Par suite Mr Stéphane C a fait connaître ses choix en indiquant vouloir bénéficier d’une formation sur ‘datastage PX’ que, loin de lui refuser, l’employeur a cherché à mettre en œuvre en lui proposant un organisme de formation avec lequel il se trouvait en relations habituelles ; s’agissant d’un droit ‘codécidé’ le salarié, à qui revient l’initiative de le mettre en œuvre, ne peut prétendre imposer un organisme particulier sans démontrer que l’organisme de formation que lui propose son employeur ne correspond pas à la formation considérée, ce que Mr Stéphane C ne fait pas.

Dans ces conditions, c’est à bon droit que le conseil de prud’hommes a rejeté la demande de dommages et intérêts présentée par Mr Stéphane C à ce titre.

Les dispositions de l’article L. 1235-4 du code du travail doivent recevoir application.

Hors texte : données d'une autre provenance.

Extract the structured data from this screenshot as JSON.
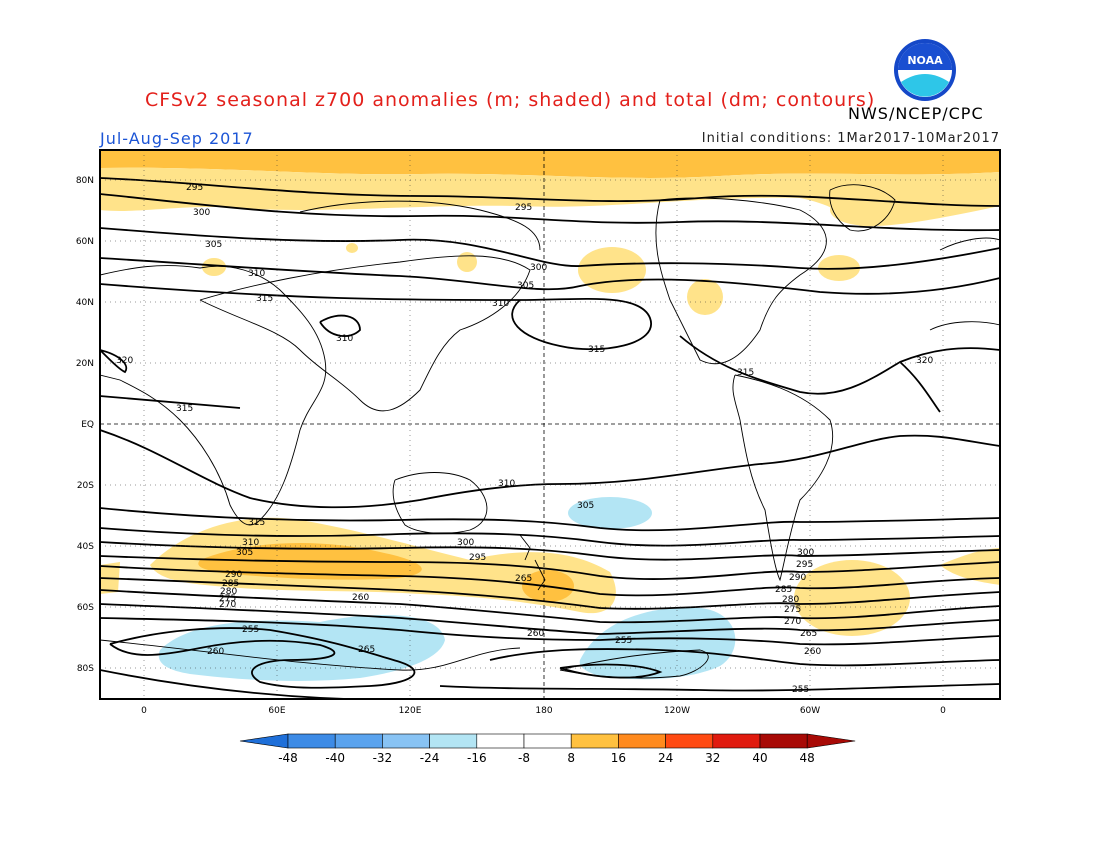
{
  "header": {
    "title": "CFSv2 seasonal z700 anomalies (m; shaded) and total (dm; contours)",
    "agency": "NWS/NCEP/CPC",
    "period": "Jul-Aug-Sep 2017",
    "initial_conditions": "Initial conditions: 1Mar2017-10Mar2017",
    "logo_text": "NOAA"
  },
  "map": {
    "lat_labels": [
      "80N",
      "60N",
      "40N",
      "20N",
      "EQ",
      "20S",
      "40S",
      "60S",
      "80S"
    ],
    "lon_labels": [
      "0",
      "60E",
      "120E",
      "180",
      "120W",
      "60W",
      "0"
    ],
    "contour_labels": [
      "295",
      "300",
      "305",
      "310",
      "315",
      "320",
      "295",
      "300",
      "305",
      "310",
      "315",
      "310",
      "315",
      "320",
      "315",
      "310",
      "305",
      "315",
      "310",
      "305",
      "300",
      "295",
      "290",
      "285",
      "280",
      "275",
      "270",
      "265",
      "260",
      "255",
      "260",
      "265",
      "300",
      "295",
      "290",
      "285",
      "280",
      "275",
      "270",
      "265",
      "260",
      "255",
      "260",
      "255"
    ]
  },
  "colorbar": {
    "ticks": [
      "-48",
      "-40",
      "-32",
      "-24",
      "-16",
      "-8",
      "8",
      "16",
      "24",
      "32",
      "40",
      "48"
    ],
    "colors": [
      "#1e6fd9",
      "#3d8be6",
      "#5aa3ee",
      "#88c3f4",
      "#b3e5f4",
      "#ffffff",
      "#ffe38a",
      "#ffc140",
      "#ff8a1e",
      "#ff4a12",
      "#e01a0e",
      "#a80a06"
    ]
  }
}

La Société Edis Consulting qui succombe à l’action en supportera les dépens sans qu’il soit fait application des dispositions de l’article 700 du code de procédure civile.

 Société Edis Consulting
Condamnée
Décision de la cour d’appel

Société Edis Consulting condamnée : Décision de la cour d’appel

PAR CES MOTIFS

Statuant publiquement, par arrêt contradictoire,

REFORME le jugement en ses dispositions relatives à la rupture du contrat de travail et aux dépens,

Statuant à nouveau,

JUGE que le licenciement de Mr Stéphane C par la Société Edis Consulting ne repose pas sur une cause réelle et sérieuse,

CONDAMNE, en conséquence, la Société Edis Consulting à payer à Mr Stéphane C la somme de 10 000 € (dix mille euros) à titre de dommages et intérêts, avec intérêts au taux légal à compter de la notification du présent arrêt,

CONDAMNE la Société Edis Consulting au paiement des dépens de première instance,

CONFIRME le jugement pour le surplus,

y ajoutant,

ORDONNE, d’office, en application des dispositions de l’article L. 1235-4 du code du travail, le remboursement par l’employeur fautif aux organismes intéressés des indemnités de chômage versées au salarié licencié, du jour de son licenciement au jour de la présente décision, dans la limite de six mois d’indemnités perçues.

CONDAMNE la Société Edis Consulting au paiement des dépens d’appel,

REJETTE les demandes en application des dispositions de l’article 700 du code de procédure civile.

***** Après rectification de la cour d’appel *****

ORDONNE la rectification de l’arrêt prononcé le 15 février 2013 entre Stéphane Casier et la société Edis Consulting en ces termes :
CONDAMNE la société Edis Consulting à payer à Mr Stéphane C la somme de 21.000,00 € (vingt et un mille euros) à titre de dommages et intérêts avec intérêts au taux légal à compter de la notification du présent arrêt.